Eustache en Crète, XIVéme siècle
Si seulement je pouvais le voir! Rien que le voir. Mesurer ce qu’il a sur la tête, ce bois d’os plus dur que le plus dur des bois d’ébène, né d’une souche aux plis de dentelle et sculpté tout le long des perches de nervures, rainures, perlures, jusqu’aux pointes lisses et blanchies comme des épieux d’arbre sec.
Sa force et sa taille sont des signes de l’âge, et cet âge est le signe de l’intelligence qui lui a permis de vivre si longtemps, en triomphant de la menace des hommes comme il a triomphé en d’autres temps de la menace des loups-cerviers, des chats-pards et des tigres.
Il a dans le centre du cœur un os dont le contour évoque le dessin de la constellation de la Croix du Sud et dont un quart de la terre a fait une amulette magique. Ses couilles, ou daintiers tirent leur nom du mot latin dignitas. Il est l’animal que les siècles ont le plus chargé de sens et de symboles, depuis les falaises magdaléniennes jusqu’aux vases d’or de Mycènes ou aux paroles du Psaume, qui le fait aspirer aux eaux vives.

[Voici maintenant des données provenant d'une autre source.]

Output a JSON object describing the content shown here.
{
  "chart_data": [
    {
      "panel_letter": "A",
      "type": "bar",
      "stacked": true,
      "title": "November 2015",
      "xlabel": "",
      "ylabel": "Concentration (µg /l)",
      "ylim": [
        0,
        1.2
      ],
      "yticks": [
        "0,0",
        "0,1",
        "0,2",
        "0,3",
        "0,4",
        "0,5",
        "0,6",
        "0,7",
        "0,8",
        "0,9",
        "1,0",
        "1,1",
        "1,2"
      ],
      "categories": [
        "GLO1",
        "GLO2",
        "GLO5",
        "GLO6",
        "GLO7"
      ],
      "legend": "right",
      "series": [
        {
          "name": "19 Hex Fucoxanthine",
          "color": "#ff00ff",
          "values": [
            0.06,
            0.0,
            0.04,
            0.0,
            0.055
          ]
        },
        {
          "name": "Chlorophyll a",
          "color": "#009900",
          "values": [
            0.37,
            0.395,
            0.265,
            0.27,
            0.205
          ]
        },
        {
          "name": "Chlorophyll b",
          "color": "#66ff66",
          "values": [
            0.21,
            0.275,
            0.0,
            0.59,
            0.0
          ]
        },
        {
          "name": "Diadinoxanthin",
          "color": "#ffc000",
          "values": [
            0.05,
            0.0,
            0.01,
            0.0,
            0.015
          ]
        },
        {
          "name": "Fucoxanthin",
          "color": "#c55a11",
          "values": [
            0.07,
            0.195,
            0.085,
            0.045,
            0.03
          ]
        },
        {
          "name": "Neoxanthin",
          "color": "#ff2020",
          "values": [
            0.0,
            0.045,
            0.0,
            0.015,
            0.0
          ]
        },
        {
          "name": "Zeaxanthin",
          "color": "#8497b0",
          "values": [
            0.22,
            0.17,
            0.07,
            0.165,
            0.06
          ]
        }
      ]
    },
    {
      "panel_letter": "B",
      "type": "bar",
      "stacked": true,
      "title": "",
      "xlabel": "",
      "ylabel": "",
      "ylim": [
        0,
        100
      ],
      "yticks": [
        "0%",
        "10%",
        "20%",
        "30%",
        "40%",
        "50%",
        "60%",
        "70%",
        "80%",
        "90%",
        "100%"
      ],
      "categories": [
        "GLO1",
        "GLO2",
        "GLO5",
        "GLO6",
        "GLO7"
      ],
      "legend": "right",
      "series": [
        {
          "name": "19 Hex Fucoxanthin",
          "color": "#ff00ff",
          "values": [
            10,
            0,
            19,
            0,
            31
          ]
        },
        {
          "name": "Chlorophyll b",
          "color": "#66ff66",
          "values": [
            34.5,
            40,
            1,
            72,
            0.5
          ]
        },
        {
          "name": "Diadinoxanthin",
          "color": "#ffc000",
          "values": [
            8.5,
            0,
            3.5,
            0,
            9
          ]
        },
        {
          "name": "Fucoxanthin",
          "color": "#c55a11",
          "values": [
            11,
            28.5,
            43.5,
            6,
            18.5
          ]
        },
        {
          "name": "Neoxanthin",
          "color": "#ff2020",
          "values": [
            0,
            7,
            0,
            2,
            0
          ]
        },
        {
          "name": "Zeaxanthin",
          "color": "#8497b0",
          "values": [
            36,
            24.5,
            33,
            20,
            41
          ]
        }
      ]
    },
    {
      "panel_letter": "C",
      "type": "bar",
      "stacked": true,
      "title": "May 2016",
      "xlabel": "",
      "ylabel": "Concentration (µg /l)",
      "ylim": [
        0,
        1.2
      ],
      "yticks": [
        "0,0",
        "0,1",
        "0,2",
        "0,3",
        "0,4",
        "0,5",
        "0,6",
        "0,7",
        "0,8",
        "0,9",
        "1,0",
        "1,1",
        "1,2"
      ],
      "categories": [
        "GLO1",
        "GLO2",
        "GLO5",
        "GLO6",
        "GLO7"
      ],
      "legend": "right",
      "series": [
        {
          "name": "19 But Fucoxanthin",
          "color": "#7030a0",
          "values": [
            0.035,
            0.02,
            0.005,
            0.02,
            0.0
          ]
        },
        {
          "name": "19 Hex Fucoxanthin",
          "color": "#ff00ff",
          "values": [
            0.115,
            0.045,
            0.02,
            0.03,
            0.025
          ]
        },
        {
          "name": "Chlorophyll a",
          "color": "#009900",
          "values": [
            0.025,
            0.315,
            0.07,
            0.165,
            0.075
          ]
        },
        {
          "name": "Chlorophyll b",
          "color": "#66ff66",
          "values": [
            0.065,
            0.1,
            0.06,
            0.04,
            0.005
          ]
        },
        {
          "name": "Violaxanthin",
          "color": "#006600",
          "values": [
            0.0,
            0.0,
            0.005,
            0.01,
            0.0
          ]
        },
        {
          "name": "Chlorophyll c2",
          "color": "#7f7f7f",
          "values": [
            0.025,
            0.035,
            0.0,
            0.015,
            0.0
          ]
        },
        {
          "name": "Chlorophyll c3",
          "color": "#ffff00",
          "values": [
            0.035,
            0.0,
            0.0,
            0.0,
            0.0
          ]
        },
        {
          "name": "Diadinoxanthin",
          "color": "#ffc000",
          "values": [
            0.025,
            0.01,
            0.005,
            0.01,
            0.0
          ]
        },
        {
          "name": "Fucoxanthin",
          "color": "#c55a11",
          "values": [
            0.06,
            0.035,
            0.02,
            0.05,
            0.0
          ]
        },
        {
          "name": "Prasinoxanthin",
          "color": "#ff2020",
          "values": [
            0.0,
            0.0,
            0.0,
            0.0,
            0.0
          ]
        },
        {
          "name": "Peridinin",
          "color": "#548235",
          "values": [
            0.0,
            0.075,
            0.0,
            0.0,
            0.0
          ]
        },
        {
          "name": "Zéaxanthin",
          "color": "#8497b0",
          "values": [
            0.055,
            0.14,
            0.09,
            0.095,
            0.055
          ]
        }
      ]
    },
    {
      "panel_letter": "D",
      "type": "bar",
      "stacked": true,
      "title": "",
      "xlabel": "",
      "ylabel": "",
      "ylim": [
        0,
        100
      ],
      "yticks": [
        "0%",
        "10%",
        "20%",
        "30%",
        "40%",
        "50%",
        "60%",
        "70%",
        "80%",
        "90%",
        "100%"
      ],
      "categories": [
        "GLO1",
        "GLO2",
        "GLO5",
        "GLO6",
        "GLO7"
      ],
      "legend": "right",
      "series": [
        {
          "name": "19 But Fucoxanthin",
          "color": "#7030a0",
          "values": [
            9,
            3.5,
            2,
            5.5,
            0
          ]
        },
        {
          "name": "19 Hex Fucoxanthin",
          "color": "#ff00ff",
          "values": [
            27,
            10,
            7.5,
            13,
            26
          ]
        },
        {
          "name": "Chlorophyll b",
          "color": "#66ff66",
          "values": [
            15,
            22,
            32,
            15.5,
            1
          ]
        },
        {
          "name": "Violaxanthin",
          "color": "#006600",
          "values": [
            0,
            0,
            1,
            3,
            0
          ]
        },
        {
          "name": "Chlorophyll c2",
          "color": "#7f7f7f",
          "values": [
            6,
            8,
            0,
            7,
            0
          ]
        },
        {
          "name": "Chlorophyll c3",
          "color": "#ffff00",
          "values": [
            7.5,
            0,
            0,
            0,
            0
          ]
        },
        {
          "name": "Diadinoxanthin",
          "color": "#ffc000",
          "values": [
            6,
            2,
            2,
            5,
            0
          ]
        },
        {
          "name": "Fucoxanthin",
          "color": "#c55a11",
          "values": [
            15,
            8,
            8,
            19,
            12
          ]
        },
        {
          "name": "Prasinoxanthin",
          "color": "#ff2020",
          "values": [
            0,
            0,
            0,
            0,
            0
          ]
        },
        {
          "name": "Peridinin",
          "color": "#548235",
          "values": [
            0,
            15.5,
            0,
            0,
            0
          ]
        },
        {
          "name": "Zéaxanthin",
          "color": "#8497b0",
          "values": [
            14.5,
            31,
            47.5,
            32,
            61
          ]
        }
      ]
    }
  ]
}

Regarde l’étincelante fureur de ses yeux obliques: en avançant dans son âge il a aussi avancé dans la sauvagerie qui se confond pour lui avec la sagesse.

Hubert, France, 1335
Eustache galope dans les bois, les landes et les friches (qui en Turc se disent Balkans ….) de ce qui fut, et mystérieusement demeure, l’Empire byzantin.
Il s’aventure jusqu’en Autriche, en Allemagne, en Alsace, en Chartreuse! Il entre dans les forêts de l’Extrême-Occident: là il devient Hubert.